Nicolas Sarkozy comes out fighting against ‘grave’ corruption charges

Former French President uses TV and radio to protest innocence after release from custody

Anne Penketh
Thursday 03 July 2014 06:18
Nicolas Sarkozy after his release in Paris
Nicolas Sarkozy after his release in Paris

Nicolas Sarkozy has lost no time in challenging damaging corruption charges as the former French President fought for his political life.

Mr Sarkozy, who was subjected to the humiliation of being the first ex-head of state to be detained by police on Tuesday, appeared on television and radio tonight to denounce what he sees as an orchestrated politically-motivated campaign to destroy his reputation.

He said: “I would like to say to those listening that I have never betrayed their trust. I have never committed an act against the principles of the Republic or the rule of law.”

Accusing the magistrates’ trade union of seeking to destroy him, he said: “Everything is being done to give me a reputation that is not true.”

His interview with TF1 and Europe1 radio came less than 24 hours after he was placed under investigation by a judge for active corruption, which carries a 10-year jail term, after more than 15 hours of questioning. He was also placed under investigation – the equivalent of being charged – for influence peddling and violating judicial secrecy.

Prime Minister Manuel Valls, a Socialist, said the charges against the centre-right former leader were “grave”, but insisted that the judiciary was “independent.”

The timing is critical for Mr Sarkozy. He appeared poised to launch a political comeback this summer, possibly returning to lead his crisis-hit UMP party, after announcing that he would withdraw from public life following his electoral defeat two years ago.

He faces a series of criminal investigations, mainly linked to campaign spending in 2007 and 2012. However he has so far escaped conviction, and charges against him for allegedly abusing the frailty of the L’Oréal hostess Liliane Bettencourt by asking her for a secret cash donation were dropped last year.

It was during an investigation into allegations that Mr Sarkozy had sought €50m from Libyan leader Muammar Gaddafi for his 2007 campaign, that phone taps showed a link to the Bettencourt case. Anti-corruption investigators also discovered that Mr Sarkozy and his lawyer had been made aware of the phone taps and bought substitute phones. Subsequent eavesdropping allegedly showed that the former President and his lawyer appeared to have discussed rewarding a senior judge from France’s top court, the Cour de Cassation, with a prestigious post in Monaco in return for tip-offs about the Bettencourt case. Mr Sarkozy’s lawyer Thierry Herzog, and senior judge Gilbert Azibert, both arrested on Monday, have also been placed under investigation. A fourth senior judge, Patrick Sassoust, was released without charge on Tuesday night.
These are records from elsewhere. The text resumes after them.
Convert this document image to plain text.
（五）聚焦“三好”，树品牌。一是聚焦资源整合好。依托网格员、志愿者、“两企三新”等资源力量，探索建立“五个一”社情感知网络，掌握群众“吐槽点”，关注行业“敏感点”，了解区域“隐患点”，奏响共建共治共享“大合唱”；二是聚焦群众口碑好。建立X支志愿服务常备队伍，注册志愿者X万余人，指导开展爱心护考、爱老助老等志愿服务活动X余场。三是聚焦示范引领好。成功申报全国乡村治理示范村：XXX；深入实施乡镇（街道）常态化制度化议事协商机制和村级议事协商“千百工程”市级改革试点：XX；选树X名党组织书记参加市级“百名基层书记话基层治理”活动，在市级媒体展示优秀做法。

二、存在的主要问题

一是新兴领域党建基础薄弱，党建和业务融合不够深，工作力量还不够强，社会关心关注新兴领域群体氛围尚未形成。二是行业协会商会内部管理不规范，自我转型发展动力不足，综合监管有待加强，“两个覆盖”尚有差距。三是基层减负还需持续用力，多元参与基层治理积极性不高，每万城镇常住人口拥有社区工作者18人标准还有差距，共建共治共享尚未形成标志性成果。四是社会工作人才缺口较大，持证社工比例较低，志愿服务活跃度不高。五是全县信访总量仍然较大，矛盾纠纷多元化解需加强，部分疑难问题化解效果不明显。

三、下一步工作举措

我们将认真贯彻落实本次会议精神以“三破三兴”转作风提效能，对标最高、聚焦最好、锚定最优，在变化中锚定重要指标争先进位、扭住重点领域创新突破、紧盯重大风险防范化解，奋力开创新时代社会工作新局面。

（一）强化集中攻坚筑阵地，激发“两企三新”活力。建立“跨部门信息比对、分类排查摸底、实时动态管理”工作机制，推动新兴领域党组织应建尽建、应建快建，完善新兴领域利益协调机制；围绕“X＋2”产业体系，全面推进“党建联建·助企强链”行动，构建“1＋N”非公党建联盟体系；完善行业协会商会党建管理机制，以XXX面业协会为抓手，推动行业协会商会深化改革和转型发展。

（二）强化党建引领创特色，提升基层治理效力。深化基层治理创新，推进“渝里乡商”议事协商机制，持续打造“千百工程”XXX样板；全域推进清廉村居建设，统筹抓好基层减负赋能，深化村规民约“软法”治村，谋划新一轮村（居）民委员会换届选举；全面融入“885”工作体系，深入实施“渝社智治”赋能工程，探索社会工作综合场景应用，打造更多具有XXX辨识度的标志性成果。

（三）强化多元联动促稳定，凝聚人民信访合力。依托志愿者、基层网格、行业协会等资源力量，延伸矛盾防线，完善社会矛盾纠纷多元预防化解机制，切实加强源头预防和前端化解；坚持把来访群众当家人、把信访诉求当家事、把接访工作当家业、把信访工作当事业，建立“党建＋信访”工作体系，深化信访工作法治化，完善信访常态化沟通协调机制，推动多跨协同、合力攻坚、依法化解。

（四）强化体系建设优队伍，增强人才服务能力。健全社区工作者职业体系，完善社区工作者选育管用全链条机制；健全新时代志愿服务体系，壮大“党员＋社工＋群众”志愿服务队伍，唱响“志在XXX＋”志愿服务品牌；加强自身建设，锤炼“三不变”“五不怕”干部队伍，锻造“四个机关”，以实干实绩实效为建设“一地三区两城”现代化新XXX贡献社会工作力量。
Until tonight, Mr Sarkozy had not given interviews but had compared the phone tapping to the tactics of the former East German secret police, Stasi.

The wiretaps are likely to be at the heart of Mr Sarkozy’s defence. The president of the bar, Pierre-Olivier Sur, expressed outrage at the publication of transcripts and suggested that the phone taps would be found to be invalid. He was particularly incensed that a confidential conversation with Mr Sarkozy’s lawyer had been made public. He also said that investigators had no legal right for an eavesdropping “fishing expedition”.

The impartiality of one of the two investigating magistrates, Claire Thépaut, was questioned by Sarkozy supporters. She was accused of being biased through her membership of the magistrates’ union which posted pictures of right-wing politicians, including the former President, on an “idiots’ wall” in the union offices.

The support from leaders of Mr Sarkozy’s party – who may challenge him for the presidency in 2017 – was half-hearted. His former Prime Minister, François Fillon, noted on his blog that Mr Sarkozy was “presumed innocent” but that “light should be shed urgently” on the case.